Но даже на такую злую реплику Сурнин не прореагировал. Посмотрел на небо, наморщил остренький носик:

– Уезжаю я отсюдова, Гриша…

– Куда? Когда? – удивился тот.

– Не знаю. Скоро. Надо ехать, наверно…

Мысль об отъезде возникла у него внезапно, не больше минуты назад, и, даже не успев ее обдумать, Федька все же высказал ее вполне убежденно, ибо сразу почувствовал, что она верная, и самое правильное в нынешнем его положении – скорей смотаться отсюда куда подальше.
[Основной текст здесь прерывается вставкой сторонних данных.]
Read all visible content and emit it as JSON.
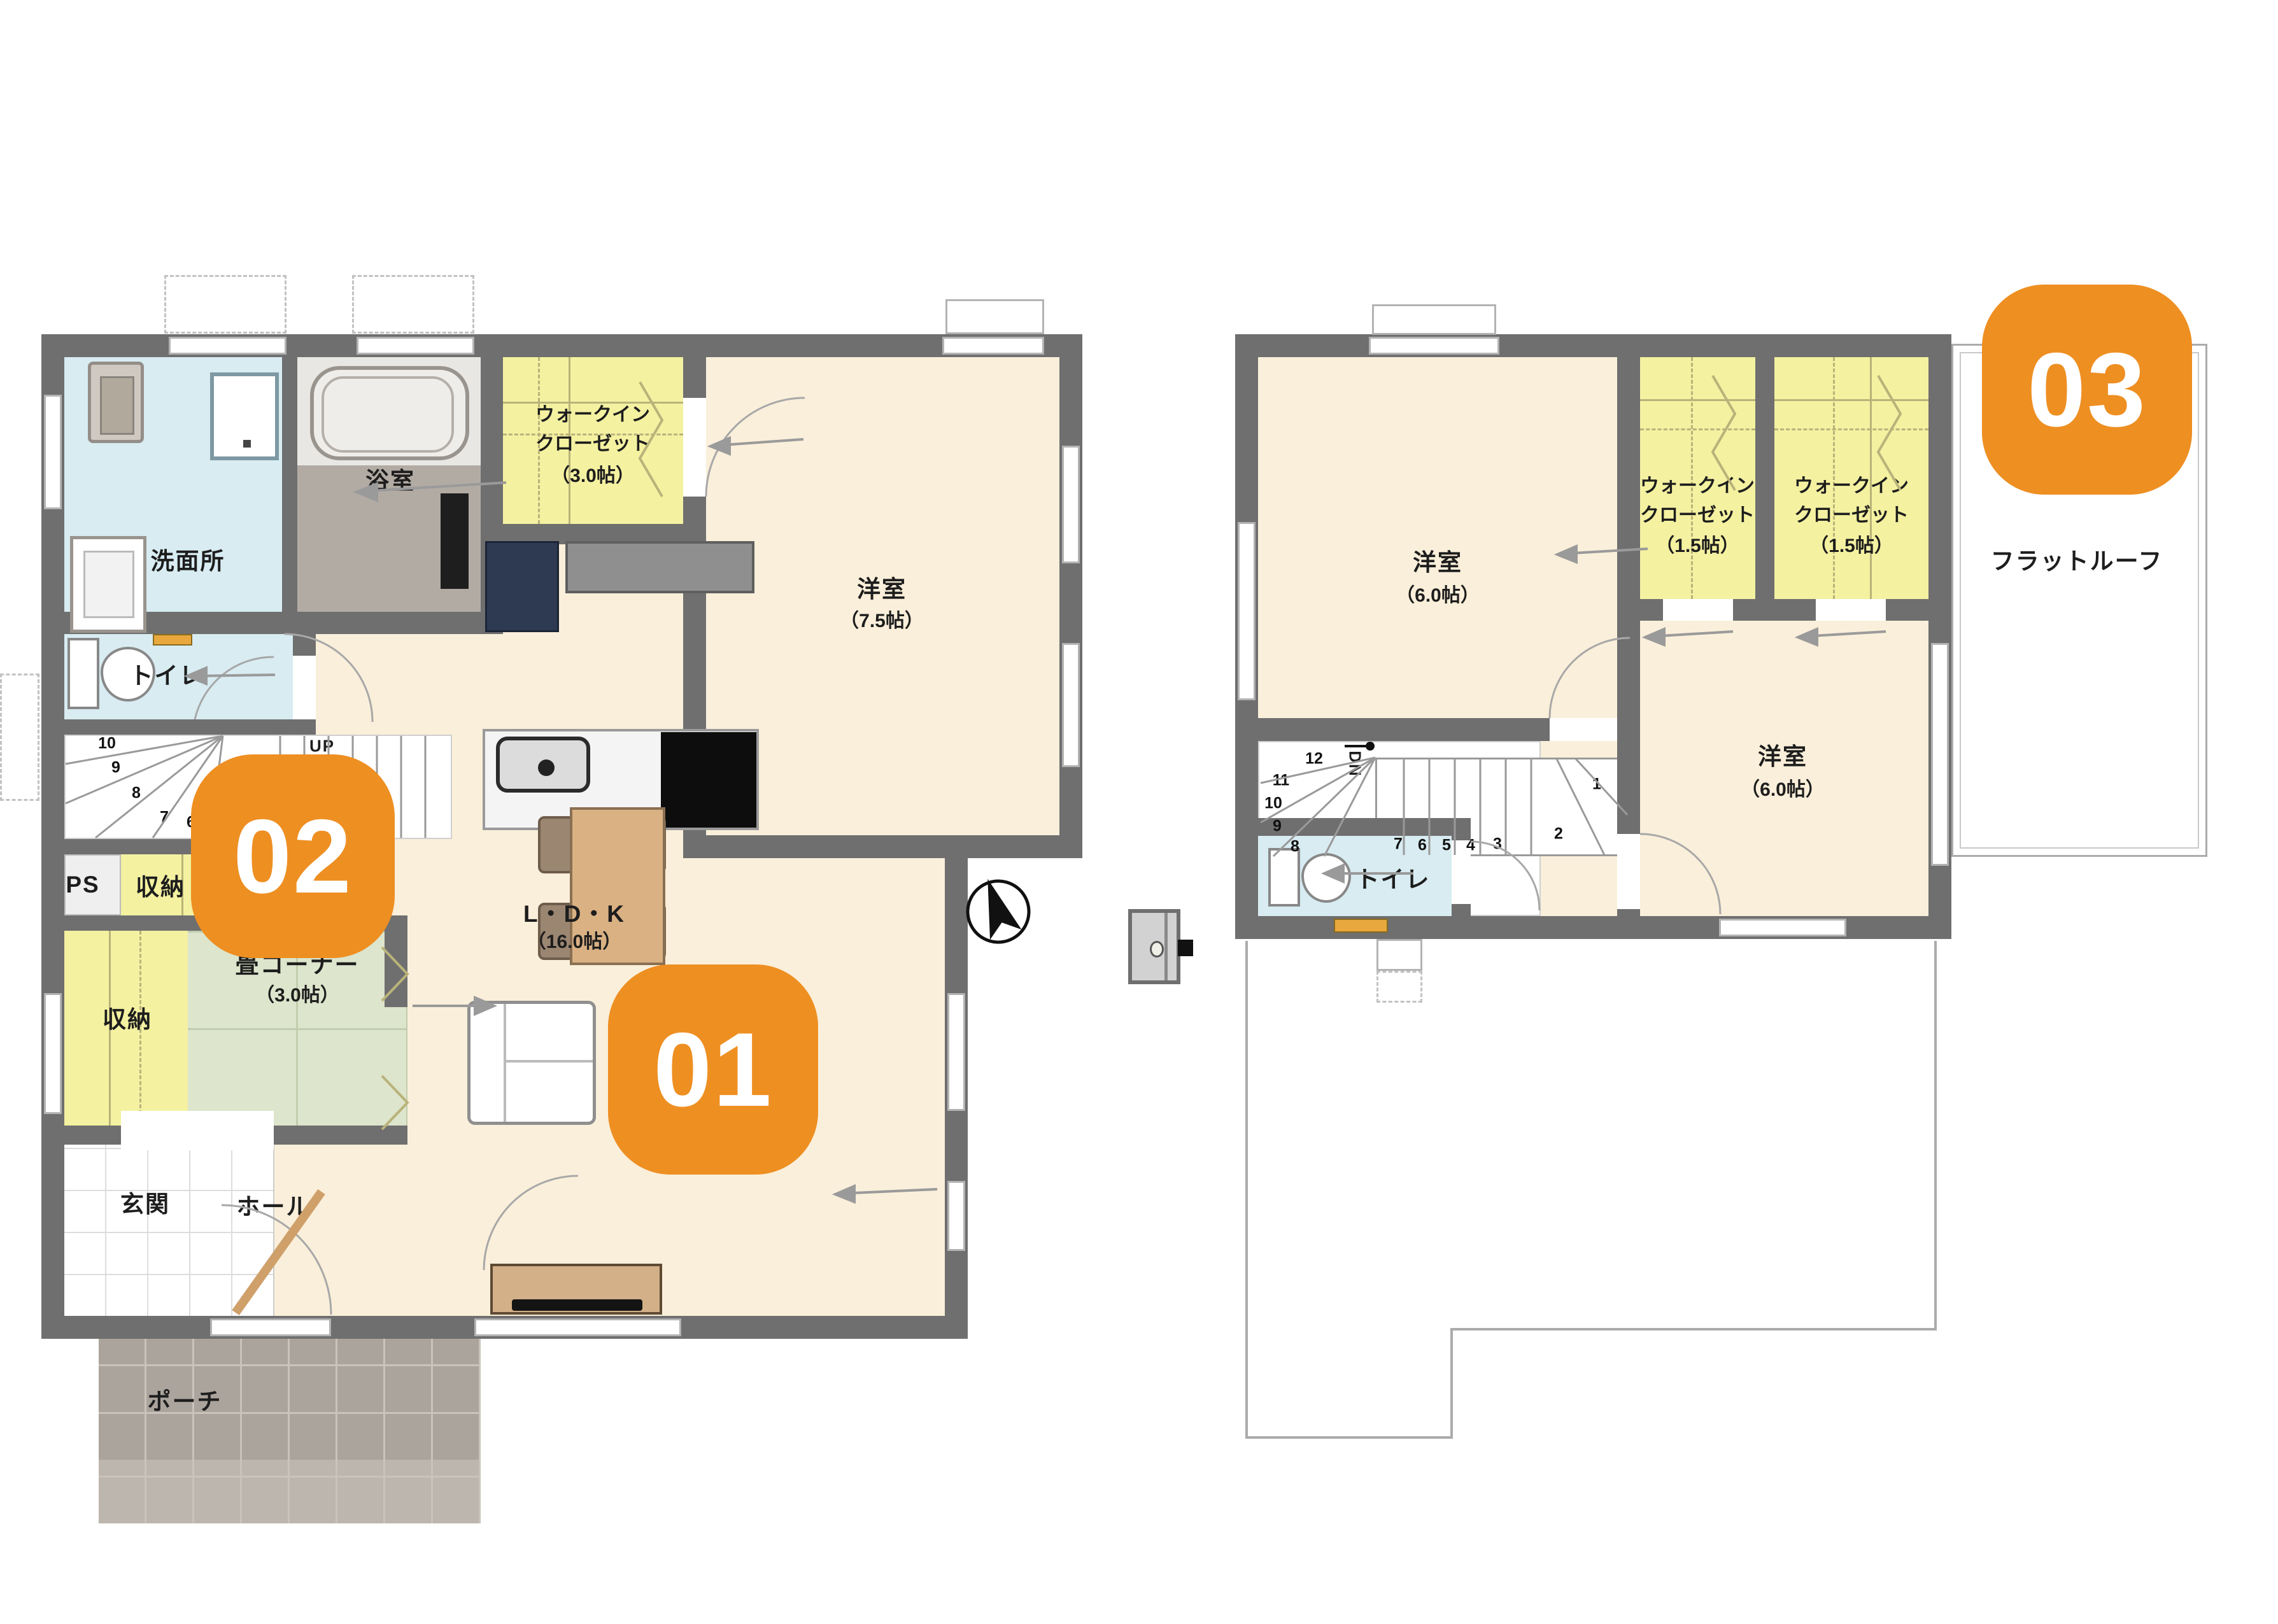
{
  "palette": {
    "badge_orange": "#EE8F22",
    "wall_gray": "#6F6F6F"
  },
  "badges": {
    "b01": "01",
    "b02": "02",
    "b03": "03"
  },
  "floor1": {
    "washroom": "洗面所",
    "bath": "浴室",
    "wic": {
      "l1": "ウォークイン",
      "l2": "クローゼット",
      "size": "（3.0帖）"
    },
    "bedroom": {
      "name": "洋室",
      "size": "（7.5帖）"
    },
    "toilet": "トイレ",
    "up": "UP",
    "stairs": {
      "s10": "10",
      "s9": "9",
      "s8": "8",
      "s7": "7",
      "s6": "6"
    },
    "ps": "PS",
    "storage_a": "収納",
    "storage_b": "収納",
    "tatami": {
      "name": "畳コーナー",
      "size": "（3.0帖）"
    },
    "ldk": {
      "name": "L・D・K",
      "size": "（16.0帖）"
    },
    "entrance": "玄関",
    "hall": "ホール",
    "porch": "ポーチ"
  },
  "floor2": {
    "bedroom_a": {
      "name": "洋室",
      "size": "（6.0帖）"
    },
    "wic1": {
      "l1": "ウォークイン",
      "l2": "クローゼット",
      "size": "（1.5帖）"
    },
    "wic2": {
      "l1": "ウォークイン",
      "l2": "クローゼット",
      "size": "（1.5帖）"
    },
    "bedroom_b": {
      "name": "洋室",
      "size": "（6.0帖）"
    },
    "toilet": "トイレ",
    "dn": "DN",
    "flat_roof": "フラットルーフ",
    "stairs": {
      "s12": "12",
      "s11": "11",
      "s10": "10",
      "s9": "9",
      "s8": "8",
      "s7": "7",
      "s6": "6",
      "s5": "5",
      "s4": "4",
      "s3": "3",
      "s2": "2",
      "s1": "1"
    }
  }
}
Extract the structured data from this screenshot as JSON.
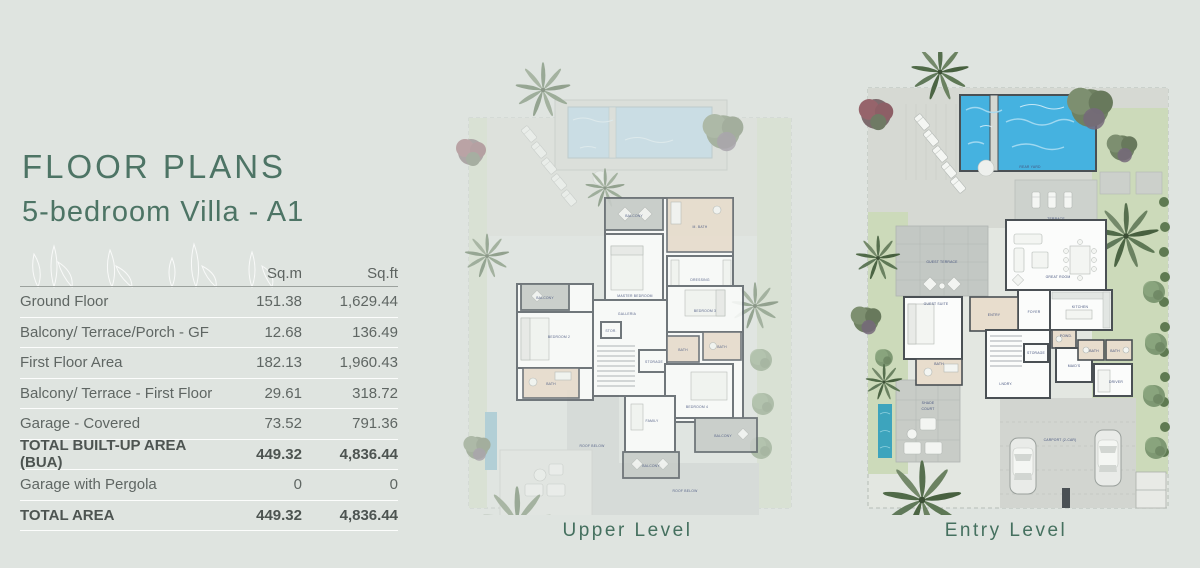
{
  "header": {
    "title": "FLOOR PLANS",
    "subtitle": "5-bedroom Villa - A1"
  },
  "table": {
    "columns": [
      "Sq.m",
      "Sq.ft"
    ],
    "rows": [
      {
        "label": "Ground Floor",
        "sqm": "151.38",
        "sqft": "1,629.44"
      },
      {
        "label": "Balcony/ Terrace/Porch - GF",
        "sqm": "12.68",
        "sqft": "136.49"
      },
      {
        "label": "First Floor Area",
        "sqm": "182.13",
        "sqft": "1,960.43"
      },
      {
        "label": "Balcony/ Terrace - First Floor",
        "sqm": "29.61",
        "sqft": "318.72"
      },
      {
        "label": "Garage - Covered",
        "sqm": "73.52",
        "sqft": "791.36"
      },
      {
        "label": "TOTAL BUILT-UP AREA (BUA)",
        "sqm": "449.32",
        "sqft": "4,836.44"
      },
      {
        "label": "Garage with Pergola",
        "sqm": "0",
        "sqft": "0"
      },
      {
        "label": "TOTAL AREA",
        "sqm": "449.32",
        "sqft": "4,836.44"
      }
    ]
  },
  "plans": {
    "upper": {
      "caption": "Upper Level",
      "labels": {
        "balcony_master": "BALCONY",
        "m_bath": "M. BATH",
        "master": "MASTER BEDROOM",
        "dressing": "DRESSING",
        "balcony_left": "BALCONY",
        "bedroom2": "BEDROOM 2",
        "bath_left": "BATH",
        "galleria": "GALLERIA",
        "stor": "STOR.",
        "storage": "STORAGE",
        "bedroom3": "BEDROOM 3",
        "bath_mid": "BATH",
        "bath_right": "BATH",
        "bedroom4": "BEDROOM 4",
        "family": "FAMILY",
        "balcony_bottom": "BALCONY",
        "balcony_right": "BALCONY",
        "roof_below_1": "ROOF BELOW",
        "roof_below_2": "ROOF BELOW"
      }
    },
    "entry": {
      "caption": "Entry Level",
      "labels": {
        "rear_yard": "REAR YARD",
        "terrace": "TERRACE",
        "guest_terrace": "GUEST TERRACE",
        "guest_suite": "GUEST SUITE",
        "bath_guest": "BATH",
        "entry": "ENTRY",
        "foyer": "FOYER",
        "great_room": "GREAT ROOM",
        "kitchen": "KITCHEN",
        "powd": "POWD.",
        "storage": "STORAGE",
        "lndry": "LNDRY.",
        "maids": "MAID'S",
        "bath_1": "BATH",
        "bath_2": "BATH",
        "driver": "DRIVER",
        "shade_court_1": "SHADE",
        "shade_court_2": "COURT",
        "carport": "CARPORT (2-CAR)"
      }
    }
  },
  "colors": {
    "background": "#dfe4e0",
    "accent_green": "#4d7465",
    "room_label_navy": "#46547e",
    "pool_blue": "#45b2e0",
    "grass_green": "#ccdaba"
  }
}
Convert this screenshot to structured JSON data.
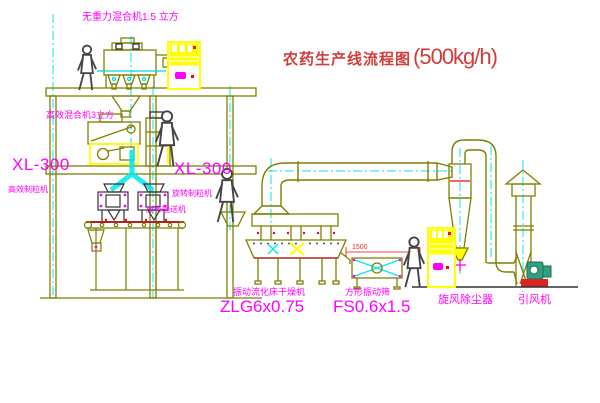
{
  "diagram": {
    "title": {
      "text": "农药生产线流程图",
      "capacity": "(500kg/h)"
    },
    "equipment_labels": {
      "top_mixer": "无重力混合机1.5 立方",
      "second_floor_mixer": "高效混合机3立方",
      "granulator_left": {
        "model": "XL-300",
        "name": "高效制粒机"
      },
      "granulator_mid": {
        "model": "XL-300",
        "name": "旋转制粒机"
      },
      "belt_conveyor": "皮带输送机",
      "dryer": {
        "name": "振动流化床干燥机",
        "model": "ZLG6x0.75"
      },
      "sieve": {
        "name": "方形振动筛",
        "model": "FS0.6x1.5"
      },
      "cyclone": "旋风除尘器",
      "fan": "引风机"
    },
    "dimensions": {
      "dryer_to_sieve": "1500"
    },
    "colors": {
      "line": "#7f7f00",
      "centerline": "#00e8e8",
      "label": "#ff00ff",
      "title": "#d43c3c",
      "highlight": "#ffff00",
      "alert": "#ff0000"
    }
  }
}
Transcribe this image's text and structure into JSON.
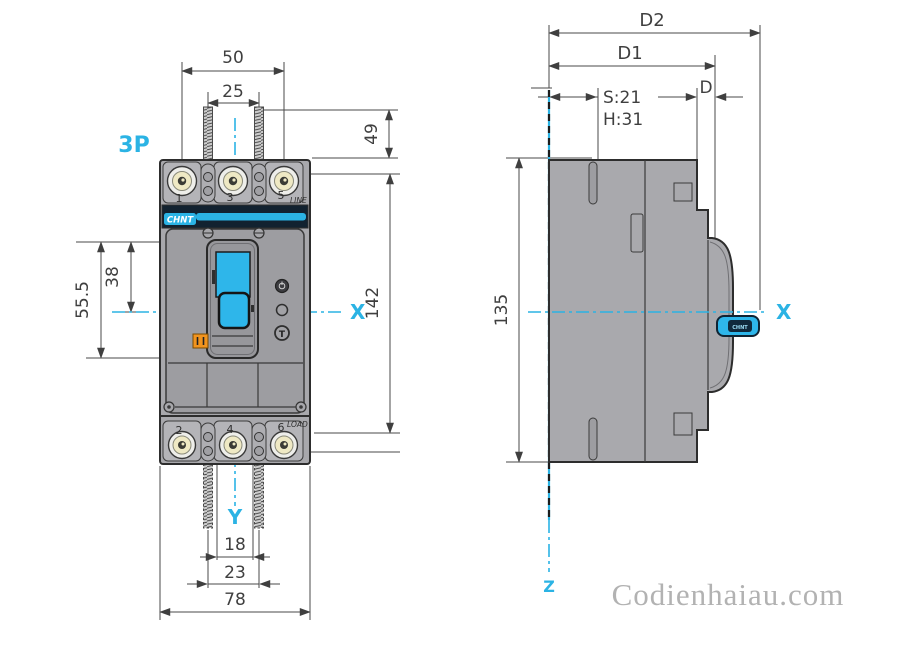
{
  "drawing": {
    "pole_label": "3P",
    "watermark": "Codienhaiau.com"
  },
  "front_view": {
    "axis_labels": {
      "x": "X",
      "y": "Y"
    },
    "brand_logo": "CHNT",
    "line_label": "LINE",
    "load_label": "LOAD",
    "terminals_top": [
      "1",
      "3",
      "5"
    ],
    "terminals_bottom": [
      "2",
      "4",
      "6"
    ],
    "test_button_label": "T",
    "dimensions": {
      "outer_terminal_pitch": "50",
      "terminal_pitch": "25",
      "top_screw_depth": "49",
      "body_height": "142",
      "cover_top_to_center": "38",
      "cover_height": "55.5",
      "slot_width": "18",
      "screw_pitch": "23",
      "body_width": "78"
    }
  },
  "side_view": {
    "axis_labels": {
      "x": "X",
      "z": "Z"
    },
    "handle_label": "CHNT",
    "dimensions": {
      "overall_depth": "D2",
      "depth_to_handle_base": "D1",
      "front_depth": "D",
      "screw_note_line1": "S:21",
      "screw_note_line2": "H:31",
      "body_height": "135"
    }
  },
  "colors": {
    "accent_cyan": "#2bb3e4",
    "body_gray": "#a8a8ac",
    "brand_band_navy": "#122230",
    "toggle_cyan": "#2eb6ea",
    "trip_indicator_orange": "#f2941e",
    "dimension_text": "#3f3f3f",
    "watermark_gray": "#b2b2b2"
  }
}
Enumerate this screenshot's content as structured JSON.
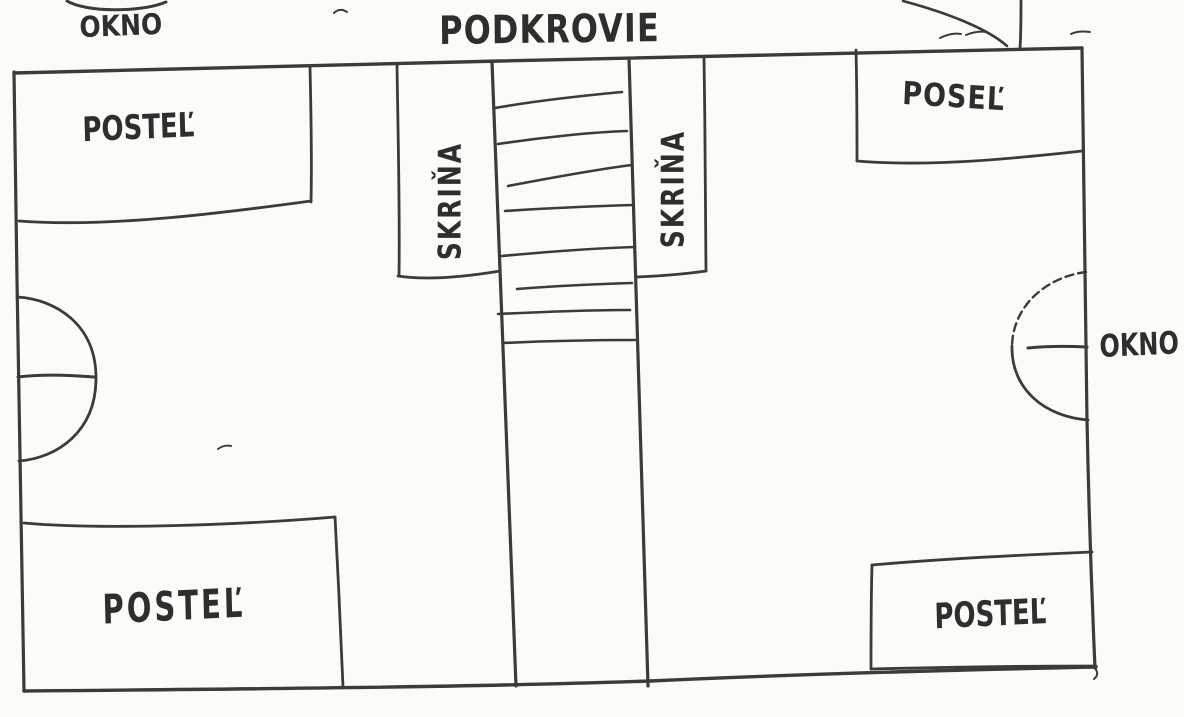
{
  "palette": {
    "ink": "#3b3b3b",
    "paper": "#fbfbf8",
    "text": "#2e2e2e"
  },
  "plan": {
    "title": "PODKROVIE",
    "windows": {
      "top_label": "OKNO",
      "right_label": "OKNO"
    },
    "beds": {
      "top_left_label": "POSTEĽ",
      "top_right_label": "POSEĽ",
      "bottom_left_label": "POSTEĽ",
      "bottom_right_label": "POSTEĽ"
    },
    "wardrobes": {
      "left_label": "SKRIŇA",
      "right_label": "SKRIŇA"
    }
  }
}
Устроиться где-нибудь в городе и слать оттуда бабе деньги на ребят, самой-то ей он все равно только обуза… И кентавр этот, пошел он к лешаку! Все равно Авдеюшко его найдет, и тогда попробуй доказать себе и людям, что не ты помог ему загубить живую душу. А попробуй-ко отвертеться от него, егеря! Ведь без шуток было сказано: пять лет! Попробуй высиди. Тоже не больно охота. Сколь напастей на голову! Надо скорей уезжать! И Федьку охватила такая тревога, что ему захотелось бросить немедленно и Гришу, и недостроенный свинарник, скатиться кувырком с лесенки и лететь пешочком аж до райцентра, предварительно только заскочив домой за паспортом.

– Папка, идол! – донеслось снизу.

Это кричала Дашка-растрепка.

– Чего, доча?

– Тебя, пап, мамка зовет! Пускай, говорит, скоряе!

Сурнин виновато пожал плечами: что, мол, я могу поделать? – и стал спускаться с крыши. Бригадир плюнул ему вслед.